Dibujo de línea de enlace de una proteína con una cadena lateral de cisteína modificada.

Los detalles mecanicistas de esta reacción son de particular interés para los científicos biomédicos. Las proteínas que son sustratos para este tipo de modificación están involucradas en los procesos de señalización celular, y no son capaces de llevar a cabo sus funciones biológicas a menos que estén ancladas a la membrana lipídica de una célula. El grupo hidrocarburo que se une a un residuo de cisteína en esta reacción sirve como anclaje.
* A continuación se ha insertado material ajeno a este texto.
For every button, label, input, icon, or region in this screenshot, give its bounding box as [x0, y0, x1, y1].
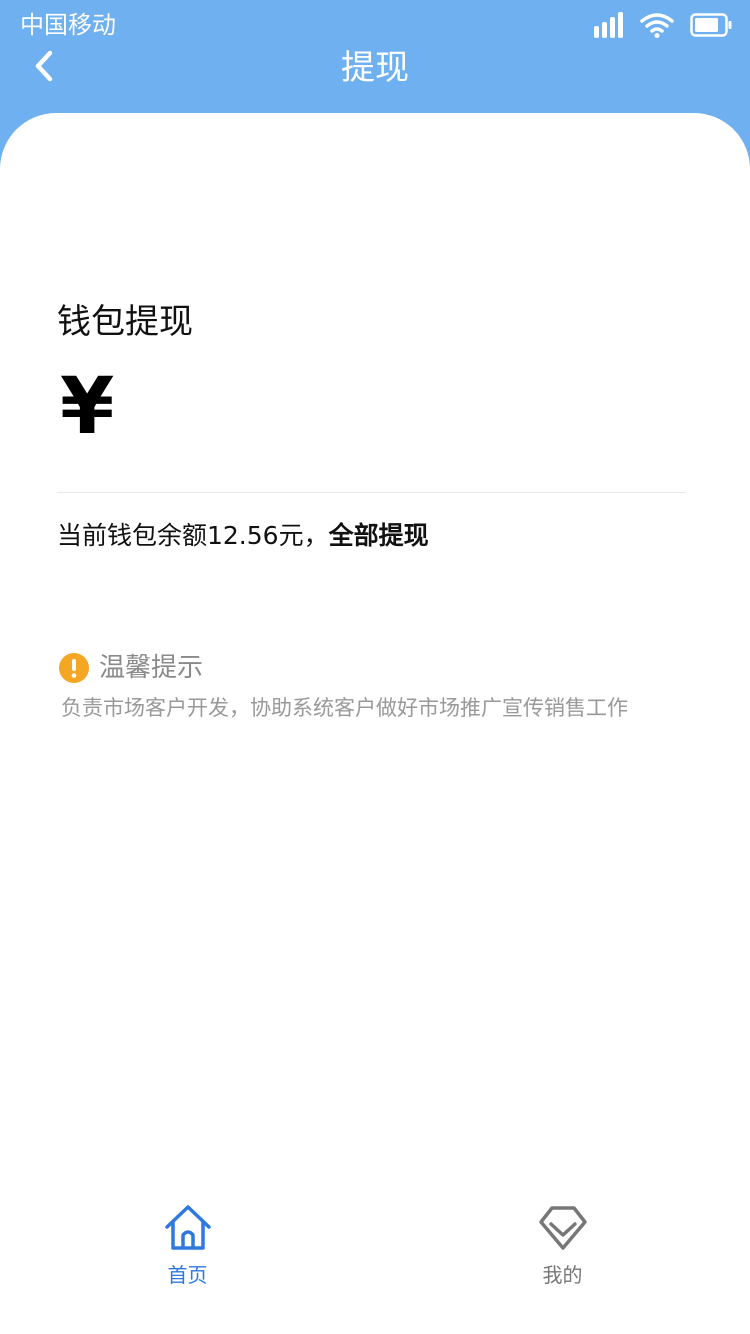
divider	[57, 492, 686, 493]
status-icons	[594, 12, 732, 42]
diamond-icon	[538, 1204, 588, 1256]
tab-mine[interactable]: 我的	[375, 1190, 750, 1300]
tab-mine-label: 我的	[542, 1263, 583, 1287]
tip-content: 负责市场客户开发，协助系统客户做好市场推广宣传销售工作	[61, 696, 628, 720]
tip-header: 温馨提示	[59, 650, 203, 686]
balance-text: 当前钱包余额12.56元，	[57, 521, 329, 550]
signal-icon	[594, 12, 624, 42]
wifi-icon	[640, 12, 674, 42]
page-title: 提现	[341, 48, 409, 88]
tip-title: 温馨提示	[99, 653, 204, 683]
amount-input[interactable]	[130, 372, 690, 454]
nav-bar: 提现	[0, 44, 750, 92]
currency-symbol: ¥	[60, 362, 115, 452]
tab-home[interactable]: 首页	[0, 1190, 375, 1300]
tab-bar: 首页 我的	[0, 1190, 750, 1300]
withdraw-screen: 中国移动 提现 钱包提现 ¥ 当前钱包余额12.56元，全部提现 温馨提示 负责…	[0, 0, 750, 1334]
carrier-label: 中国移动	[20, 11, 116, 39]
withdraw-all-link[interactable]: 全部提现	[329, 521, 429, 550]
warning-icon	[59, 653, 89, 683]
tab-home-label: 首页	[167, 1263, 208, 1287]
battery-icon	[690, 13, 732, 41]
home-icon	[163, 1204, 213, 1256]
balance-row: 当前钱包余额12.56元，全部提现	[57, 518, 429, 554]
withdraw-title: 钱包提现	[57, 302, 193, 342]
Las proteínas no modificadas no pueden asociarse con las membranas ya que son biológicamente inactivas. Las proteínas modificadas pueden anclarse a la membrana ya que ahora son biológicamente activas.

Algunas de estas proteínas han sido implicadas en la formación de tumores. Los científicos esperan que si pueden encontrar una manera de cerrar la reacción de modificación de cisteína, las proteínas causantes de tumores no podrán anclarse a las membranas celulares y así permanecerán inactivas. Se busca un inhibidor eficaz de esta enzima que sirva como posible fármaco antitumoral.

¿Cómo baja la enzima la barrera energética para esta reacción? La evidencia experimental indica que cuando una proteína sustrato se une al sitio activo de la enzima, el tiol de cisteína se asocia con un ion zinc unido en el sitio activo. Como aprendimos en la sección 7.8, esta asociación bajará el pKa del tiol hasta el punto en que pierda un protón y exista como anión tiolato en el sitio activo - ¡un tiolato es un nucleófilo muy potente! Los estudios también muestran que el grupo difosfato forma interacciones estabilizadoras con varios residuos de aminoácidos (dos lisinas, una arginina, una histidina y una tirosina) en el sitio activo de la enzima, convirtiéndola en una base más débil y, por lo tanto, un mejor grupo saliente.

¿La prenilación de proteínas es una\(S_N2\) reacción\(S_N1\) o? En otras palabras, ¿hasta qué punto el nucleófilo desplaza, o 'empuja' al grupo saliente, o en qué medida el grupo saliente se va solo, sin un 'empuje' del nucleófilo? En la misma línea, en qué medida se desarrolla una carga positiva sobre el centro de carbono (el desarrollo de una carga positiva completa implica un\(S_N1\) mecanismo). Primero, considere el electrófilo: es un carbono alílico primario, por lo que cualquiera de las vías es posible (está relativamente libre de obstáculos para el\(S_N2\) ataque, pero también podría formar un carbocatión intermedio estabilizado por resonancia en una\(S_N1\) vía). El nucleófilo es un ion tiolato muy poderoso, sugestivo de un\(S_N2\) mecanismo donde un nucleófilo fuerte desplaza activamente al grupo saliente.

De hecho, experimentos diseñados para abordar esta misma cuestión (ver problema P8.19) han aportado evidencia de que la reacción es un híbrido mecanicista: esencialmente\(S_N2\), pero con elementos de\(S_N1\). Es decir, en el estado de transición el carbono electrófilo adquiere cierto grado de carga positiva, pero no se forma un verdadero intermedio de carbocatión. El mensaje para llevar a casa aquí es que las imágenes\(S_N1\) y\(S_N2\) mecanicistas que hemos estudiado en este capítulo son modelos, y si bien son útiles para aprender sobre principios químicos y precisas para describir muchas reacciones de sustitución, otras reacciones no son necesariamente 'puras'\(S_N1\) o \(S_N2\), pero en realidad se encuentran en algún punto intermedio.